Isto significa, segundo Calvino, que o intelectual deve ser crítico mesmo em relação à tendência política que perfilha ou com a qual simpatiza. E qualquer pessoa — e por maioria de razão, os intelectuais — amante da liberdade deve ser crítico em relação aos políticos que alegadamente defendem a liberdade. Desde logo, e ao participar nos eventos sentado nos ramos das árvores, o intelectual é apartidário não sendo apolítico. O intelectual que se senta no chão junto com os políticos é um “intelectual orgânico” — segundo Calvino e até Norberto Bobbio — e não um intelectual propriamente dito. O intelectual orgânico não consegue ter a visão panorâmica dos eventos que o pensador necessita.
Se eu gosto de liberdade? Gosto. Gosto de ter a liberdade, por exemplo, de escrever isto. Não podemos ser contra a liberdade e depois desfiarmos queixumes por não a termos. Não podemos ser contra a liberdade utilizando a liberdade para ser contra ela.

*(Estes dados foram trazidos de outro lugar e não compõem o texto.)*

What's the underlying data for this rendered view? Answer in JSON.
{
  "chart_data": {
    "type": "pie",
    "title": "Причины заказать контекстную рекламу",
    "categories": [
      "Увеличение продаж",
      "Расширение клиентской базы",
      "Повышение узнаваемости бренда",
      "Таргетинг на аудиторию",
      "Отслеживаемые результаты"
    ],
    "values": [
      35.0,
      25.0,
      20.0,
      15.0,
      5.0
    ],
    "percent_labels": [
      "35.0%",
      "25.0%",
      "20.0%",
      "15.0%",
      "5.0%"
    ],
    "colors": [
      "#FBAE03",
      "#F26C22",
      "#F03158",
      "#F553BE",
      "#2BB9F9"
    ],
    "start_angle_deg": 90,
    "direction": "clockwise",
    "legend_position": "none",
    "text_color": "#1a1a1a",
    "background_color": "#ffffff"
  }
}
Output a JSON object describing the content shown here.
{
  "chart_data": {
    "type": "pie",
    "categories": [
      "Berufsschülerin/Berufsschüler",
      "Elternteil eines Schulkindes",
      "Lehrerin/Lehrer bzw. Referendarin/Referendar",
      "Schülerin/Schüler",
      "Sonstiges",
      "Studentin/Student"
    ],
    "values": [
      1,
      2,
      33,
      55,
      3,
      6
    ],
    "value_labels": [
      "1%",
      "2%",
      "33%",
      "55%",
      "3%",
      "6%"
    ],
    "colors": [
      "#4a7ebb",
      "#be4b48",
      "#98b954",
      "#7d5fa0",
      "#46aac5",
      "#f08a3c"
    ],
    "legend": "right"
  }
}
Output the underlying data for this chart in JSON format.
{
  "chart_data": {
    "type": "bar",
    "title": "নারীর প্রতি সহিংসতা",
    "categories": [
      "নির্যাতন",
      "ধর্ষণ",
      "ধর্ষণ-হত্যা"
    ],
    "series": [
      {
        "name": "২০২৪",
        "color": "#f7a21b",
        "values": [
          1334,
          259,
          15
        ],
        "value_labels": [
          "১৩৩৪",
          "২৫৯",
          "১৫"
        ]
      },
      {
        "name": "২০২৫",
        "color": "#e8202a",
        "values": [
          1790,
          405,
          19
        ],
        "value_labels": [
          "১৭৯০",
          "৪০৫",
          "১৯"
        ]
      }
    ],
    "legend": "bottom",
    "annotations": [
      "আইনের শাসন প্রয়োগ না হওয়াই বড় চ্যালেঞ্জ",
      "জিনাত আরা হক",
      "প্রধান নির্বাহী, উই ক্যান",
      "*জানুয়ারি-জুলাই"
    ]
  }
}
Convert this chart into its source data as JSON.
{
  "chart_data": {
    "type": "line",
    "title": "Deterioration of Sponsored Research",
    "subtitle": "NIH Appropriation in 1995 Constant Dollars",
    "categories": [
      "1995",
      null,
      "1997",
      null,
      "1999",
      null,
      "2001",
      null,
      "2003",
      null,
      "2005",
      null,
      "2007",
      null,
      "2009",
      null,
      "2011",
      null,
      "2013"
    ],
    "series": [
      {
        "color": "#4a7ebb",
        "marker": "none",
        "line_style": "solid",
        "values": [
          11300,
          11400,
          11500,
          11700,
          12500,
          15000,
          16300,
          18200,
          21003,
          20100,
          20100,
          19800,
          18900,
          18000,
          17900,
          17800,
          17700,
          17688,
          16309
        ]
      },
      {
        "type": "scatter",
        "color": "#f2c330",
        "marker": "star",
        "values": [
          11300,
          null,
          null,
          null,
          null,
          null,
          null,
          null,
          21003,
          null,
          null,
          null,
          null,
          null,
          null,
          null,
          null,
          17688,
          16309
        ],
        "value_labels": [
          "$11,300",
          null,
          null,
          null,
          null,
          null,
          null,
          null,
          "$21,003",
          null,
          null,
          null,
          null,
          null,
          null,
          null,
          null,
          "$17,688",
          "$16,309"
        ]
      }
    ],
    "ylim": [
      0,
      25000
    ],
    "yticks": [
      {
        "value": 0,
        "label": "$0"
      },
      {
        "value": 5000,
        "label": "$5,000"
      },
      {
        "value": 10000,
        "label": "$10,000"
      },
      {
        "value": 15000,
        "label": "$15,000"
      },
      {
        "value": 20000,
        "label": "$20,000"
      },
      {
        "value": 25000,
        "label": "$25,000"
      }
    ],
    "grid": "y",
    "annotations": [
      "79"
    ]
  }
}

A liberdade está ligada à democracia? Depende. Depende das elites na democracia, como a existência da liberdade dependeu sempre das elites ao longo dos tempos. Passa-se algo similar com o estatuto da mulher: ao longo dos tempos e nas sociedades em que a mulher adquiriu um estatuto social mais complexo — por exemplo, em algumas sociedades da Idade Média —, a sociedade só ganhou com isso. E tanto o estatuto da mulher, como a liberdade existente dentro das corporações medievais, dependia das elites de cada momento histórico. A democracia actual não foge à regra.
Portanto, a ideia segundo a qual a democracia é necessariamente sinónimo de liberdade, é errónea. A ideia segundo a qual o processo de legislação e promulgação segundo o formalismo do Direito Positivo, aplicado à democracia representativa, é sinónimo de liberdade, é errónea. Depende das elites, agora como sempre. E se temos hoje uma elite corrupta e/ou amoral que confunde propositadamente liberdade com libertinismo, de nada nos serve a democracia: a liberdade acabará sempre, com o decorrer do tempo e de uma maneira ou de outra, por ser restringida e coarctada.
Por acaso há uma elite bem alapada à democracia representativa e assaz intelectual. É a Elite Estrela. Até escreve livros sobre português em brasileiro.